In a state of .. F.LUX
Before getting to order the Gunnars I discovered a program that actually does some of the things that Gunnars do. Someone had left a comment about it on a Gunnar video review and I quickly downloaded it. It reduces blue light and brings a warm color to the screen just as the Gunnars do. The program is called f.lux and it made possible for me to look at a screen again. I strongly recommend everyone to use f.lux! It made a big difference and I wish I knew about this many years ago. In the future I will test it against Gunnars and see which one is more effective. Linux users can try a similar open source program called Redshift.
Yogic Eye Exercises
Another thing that is helpful is yoga. I was once attending a yoga retreat where we were educated into yogic exercises for the eyes. While practicing them I felt an instant big change in one of the eyes, even just after one session. So yogic exercises may be a great help especially if one can practice them regularly.
Yoga and Physical Exercise reduces upper body strain/stress
Apart from yogic eye exercises, I have found that yogic exercises in general have an effect on the eyes and the area around the neck and shoulders that stores a lot of computer strain. While practicing yoga, I sometimes feel the heat and the stress being released from the eyes. This could also be true for any kind of physical activity that involves stretching and strengthening the upper body.
Shiatsu Face Massage
Shiatsu has a set of pressure points and massage techniques for the area of the eyes and around the eyes which is extremely effective in releasing computer related tension. I learned these from a book and noticed that a lot of people include them in their eye training programs, without mentioning that they originate from Shiatsu.
The 20/20/20 Rule
The 20/20/20 rule is a good set of instructions that is designed to exercise the focus of the eyes, to keep them relaxed and release some of the tension. This is something that can be achieved with the yogic eye exercises as well. If you want to apply this rule, every 20 minutes, you look at something which is at least 20 feet away for 20 seconds.

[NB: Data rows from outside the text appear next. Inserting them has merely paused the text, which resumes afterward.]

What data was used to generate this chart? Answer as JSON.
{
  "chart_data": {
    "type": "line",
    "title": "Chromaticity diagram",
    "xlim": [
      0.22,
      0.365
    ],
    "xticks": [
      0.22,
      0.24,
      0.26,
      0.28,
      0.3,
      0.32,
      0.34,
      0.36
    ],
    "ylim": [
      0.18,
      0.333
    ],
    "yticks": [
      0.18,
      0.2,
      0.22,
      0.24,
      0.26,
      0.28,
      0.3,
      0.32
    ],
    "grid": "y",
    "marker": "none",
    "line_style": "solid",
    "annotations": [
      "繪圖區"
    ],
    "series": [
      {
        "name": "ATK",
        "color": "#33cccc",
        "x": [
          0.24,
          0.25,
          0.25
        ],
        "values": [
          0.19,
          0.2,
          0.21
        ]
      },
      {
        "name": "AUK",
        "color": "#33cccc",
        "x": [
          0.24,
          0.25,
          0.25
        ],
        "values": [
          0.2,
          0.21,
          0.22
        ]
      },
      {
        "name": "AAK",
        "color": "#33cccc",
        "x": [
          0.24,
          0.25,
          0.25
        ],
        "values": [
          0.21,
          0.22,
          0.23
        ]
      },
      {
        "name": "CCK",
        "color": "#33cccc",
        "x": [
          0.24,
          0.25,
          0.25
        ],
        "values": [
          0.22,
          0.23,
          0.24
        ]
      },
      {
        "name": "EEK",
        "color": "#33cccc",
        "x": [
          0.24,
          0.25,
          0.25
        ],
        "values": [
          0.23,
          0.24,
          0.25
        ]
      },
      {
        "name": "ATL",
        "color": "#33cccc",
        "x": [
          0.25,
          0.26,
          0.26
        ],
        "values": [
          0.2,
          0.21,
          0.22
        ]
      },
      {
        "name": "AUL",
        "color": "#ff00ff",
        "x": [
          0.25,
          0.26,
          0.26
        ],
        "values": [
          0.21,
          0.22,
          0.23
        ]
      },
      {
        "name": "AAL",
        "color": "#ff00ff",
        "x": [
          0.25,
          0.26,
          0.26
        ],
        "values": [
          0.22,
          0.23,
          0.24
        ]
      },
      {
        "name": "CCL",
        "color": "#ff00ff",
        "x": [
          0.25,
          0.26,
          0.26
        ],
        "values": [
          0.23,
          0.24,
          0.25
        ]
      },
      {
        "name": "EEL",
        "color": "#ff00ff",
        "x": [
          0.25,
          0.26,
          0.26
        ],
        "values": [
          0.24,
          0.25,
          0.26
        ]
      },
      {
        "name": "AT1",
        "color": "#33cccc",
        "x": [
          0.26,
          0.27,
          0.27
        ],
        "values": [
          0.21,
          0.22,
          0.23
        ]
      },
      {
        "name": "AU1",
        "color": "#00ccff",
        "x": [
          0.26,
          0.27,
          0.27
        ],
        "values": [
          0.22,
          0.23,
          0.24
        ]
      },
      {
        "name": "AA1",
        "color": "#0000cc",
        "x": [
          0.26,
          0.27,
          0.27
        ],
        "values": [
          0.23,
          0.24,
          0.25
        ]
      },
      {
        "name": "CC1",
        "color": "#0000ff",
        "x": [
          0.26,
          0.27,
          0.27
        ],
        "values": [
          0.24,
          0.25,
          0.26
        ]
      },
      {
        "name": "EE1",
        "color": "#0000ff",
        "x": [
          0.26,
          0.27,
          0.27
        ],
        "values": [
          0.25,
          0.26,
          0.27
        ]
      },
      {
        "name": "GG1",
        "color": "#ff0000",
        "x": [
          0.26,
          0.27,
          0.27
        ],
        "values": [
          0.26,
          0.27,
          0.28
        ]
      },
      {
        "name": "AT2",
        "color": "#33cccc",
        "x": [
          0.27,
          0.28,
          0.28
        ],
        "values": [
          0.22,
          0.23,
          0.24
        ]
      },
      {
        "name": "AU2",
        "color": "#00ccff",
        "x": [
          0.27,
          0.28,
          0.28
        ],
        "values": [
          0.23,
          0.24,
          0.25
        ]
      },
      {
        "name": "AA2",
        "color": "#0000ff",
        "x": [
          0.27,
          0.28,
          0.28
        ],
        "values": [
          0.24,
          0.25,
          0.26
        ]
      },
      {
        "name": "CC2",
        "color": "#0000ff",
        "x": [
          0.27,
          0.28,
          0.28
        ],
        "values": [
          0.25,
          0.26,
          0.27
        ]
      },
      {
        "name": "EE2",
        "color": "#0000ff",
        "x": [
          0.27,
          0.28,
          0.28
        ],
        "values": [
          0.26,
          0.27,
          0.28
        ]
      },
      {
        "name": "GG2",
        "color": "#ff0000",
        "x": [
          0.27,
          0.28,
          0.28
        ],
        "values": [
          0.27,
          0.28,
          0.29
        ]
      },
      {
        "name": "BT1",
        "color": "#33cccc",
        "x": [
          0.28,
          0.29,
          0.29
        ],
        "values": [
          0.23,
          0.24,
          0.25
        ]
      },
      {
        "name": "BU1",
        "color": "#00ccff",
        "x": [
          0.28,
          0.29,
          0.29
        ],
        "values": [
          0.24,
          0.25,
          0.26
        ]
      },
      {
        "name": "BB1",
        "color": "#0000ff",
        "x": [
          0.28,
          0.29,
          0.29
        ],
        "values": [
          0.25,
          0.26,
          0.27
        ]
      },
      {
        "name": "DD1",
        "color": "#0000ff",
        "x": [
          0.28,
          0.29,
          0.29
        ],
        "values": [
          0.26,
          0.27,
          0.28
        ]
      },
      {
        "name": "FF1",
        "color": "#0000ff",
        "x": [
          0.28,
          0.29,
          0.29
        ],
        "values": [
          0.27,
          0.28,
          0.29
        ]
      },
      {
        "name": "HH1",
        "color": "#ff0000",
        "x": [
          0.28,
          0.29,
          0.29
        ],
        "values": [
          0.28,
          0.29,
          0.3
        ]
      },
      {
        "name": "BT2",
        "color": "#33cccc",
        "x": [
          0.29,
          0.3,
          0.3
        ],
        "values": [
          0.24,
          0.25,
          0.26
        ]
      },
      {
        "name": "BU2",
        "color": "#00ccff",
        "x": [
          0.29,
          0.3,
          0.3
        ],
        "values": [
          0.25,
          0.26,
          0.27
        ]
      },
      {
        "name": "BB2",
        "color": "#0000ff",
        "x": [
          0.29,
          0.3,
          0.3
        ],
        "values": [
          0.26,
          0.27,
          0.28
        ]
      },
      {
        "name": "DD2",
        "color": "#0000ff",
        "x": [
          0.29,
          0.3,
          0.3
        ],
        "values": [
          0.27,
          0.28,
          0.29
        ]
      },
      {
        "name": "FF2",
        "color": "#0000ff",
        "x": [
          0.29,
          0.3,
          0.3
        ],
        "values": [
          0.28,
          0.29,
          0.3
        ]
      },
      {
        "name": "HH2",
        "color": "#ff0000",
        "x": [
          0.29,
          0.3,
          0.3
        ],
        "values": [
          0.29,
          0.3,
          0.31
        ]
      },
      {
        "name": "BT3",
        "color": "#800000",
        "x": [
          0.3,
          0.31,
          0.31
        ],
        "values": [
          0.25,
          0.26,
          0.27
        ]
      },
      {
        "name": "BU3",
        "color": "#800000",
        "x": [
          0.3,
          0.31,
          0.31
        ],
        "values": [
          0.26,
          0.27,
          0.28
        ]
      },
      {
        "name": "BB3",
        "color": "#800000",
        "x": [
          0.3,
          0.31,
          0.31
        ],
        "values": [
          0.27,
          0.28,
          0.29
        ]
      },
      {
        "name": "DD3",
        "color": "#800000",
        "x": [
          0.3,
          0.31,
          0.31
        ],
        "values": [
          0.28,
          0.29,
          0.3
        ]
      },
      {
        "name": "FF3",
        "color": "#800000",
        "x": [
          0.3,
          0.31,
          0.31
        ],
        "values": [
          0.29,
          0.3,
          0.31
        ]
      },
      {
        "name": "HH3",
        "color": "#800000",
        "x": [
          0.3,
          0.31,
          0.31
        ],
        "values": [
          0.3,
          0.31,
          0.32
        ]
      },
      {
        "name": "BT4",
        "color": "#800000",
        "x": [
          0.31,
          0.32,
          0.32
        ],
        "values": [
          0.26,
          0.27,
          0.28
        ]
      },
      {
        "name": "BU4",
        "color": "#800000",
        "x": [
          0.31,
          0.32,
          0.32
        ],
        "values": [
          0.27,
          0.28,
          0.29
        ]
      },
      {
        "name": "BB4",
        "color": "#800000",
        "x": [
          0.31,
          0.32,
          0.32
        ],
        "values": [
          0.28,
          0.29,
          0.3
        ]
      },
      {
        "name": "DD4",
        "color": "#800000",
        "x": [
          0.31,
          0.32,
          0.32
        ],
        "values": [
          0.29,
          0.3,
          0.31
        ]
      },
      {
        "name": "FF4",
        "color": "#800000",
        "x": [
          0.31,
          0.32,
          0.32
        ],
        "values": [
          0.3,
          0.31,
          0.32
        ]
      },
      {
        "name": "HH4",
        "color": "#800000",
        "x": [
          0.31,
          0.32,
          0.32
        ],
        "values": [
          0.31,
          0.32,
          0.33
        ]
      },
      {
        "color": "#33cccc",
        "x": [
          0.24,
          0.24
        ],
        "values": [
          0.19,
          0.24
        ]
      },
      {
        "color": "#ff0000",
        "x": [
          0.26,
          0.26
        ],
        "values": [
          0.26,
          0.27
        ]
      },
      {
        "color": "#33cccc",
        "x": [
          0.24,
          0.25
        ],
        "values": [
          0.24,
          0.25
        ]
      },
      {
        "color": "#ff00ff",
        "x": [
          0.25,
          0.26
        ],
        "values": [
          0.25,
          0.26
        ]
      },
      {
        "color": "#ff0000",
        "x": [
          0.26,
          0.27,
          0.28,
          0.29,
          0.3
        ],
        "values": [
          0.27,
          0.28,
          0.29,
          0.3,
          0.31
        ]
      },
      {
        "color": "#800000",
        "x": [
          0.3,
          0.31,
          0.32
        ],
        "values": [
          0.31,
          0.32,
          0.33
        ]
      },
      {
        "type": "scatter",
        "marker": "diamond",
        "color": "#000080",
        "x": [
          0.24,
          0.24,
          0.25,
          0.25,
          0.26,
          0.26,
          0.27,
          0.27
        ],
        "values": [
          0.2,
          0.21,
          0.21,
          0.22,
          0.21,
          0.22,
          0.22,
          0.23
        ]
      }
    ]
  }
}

- Don’t use CRT screens (they are now ancient and obsolete)
- Don’t use monitors in the dark. Don’t go to the dark side… Always keeps the lights on.
- Don’t use low quality monitors. Invest in good technology.
- If you need to spend a lot of time at the computer use Gunnars or f.lux. It’s best to do this before you start getting symptoms of Computer Vision Syndrome.
- If you get Computer Vision Syndrome, regulate the time you spent using screens so as not to worsen the situation.
- Practice Yoga, yogic eye exercises or some other physical activity.
- Take a break from screens and monitors until the symptoms disappear.
The ancient Indian medicine (Ayurveda) has a very enlightening saying: “The essence of treatment is removal of cause.” As we are living in an era where we are all being screen sucked this may take some effort to achieve. But it is ultimately a direct route to healing.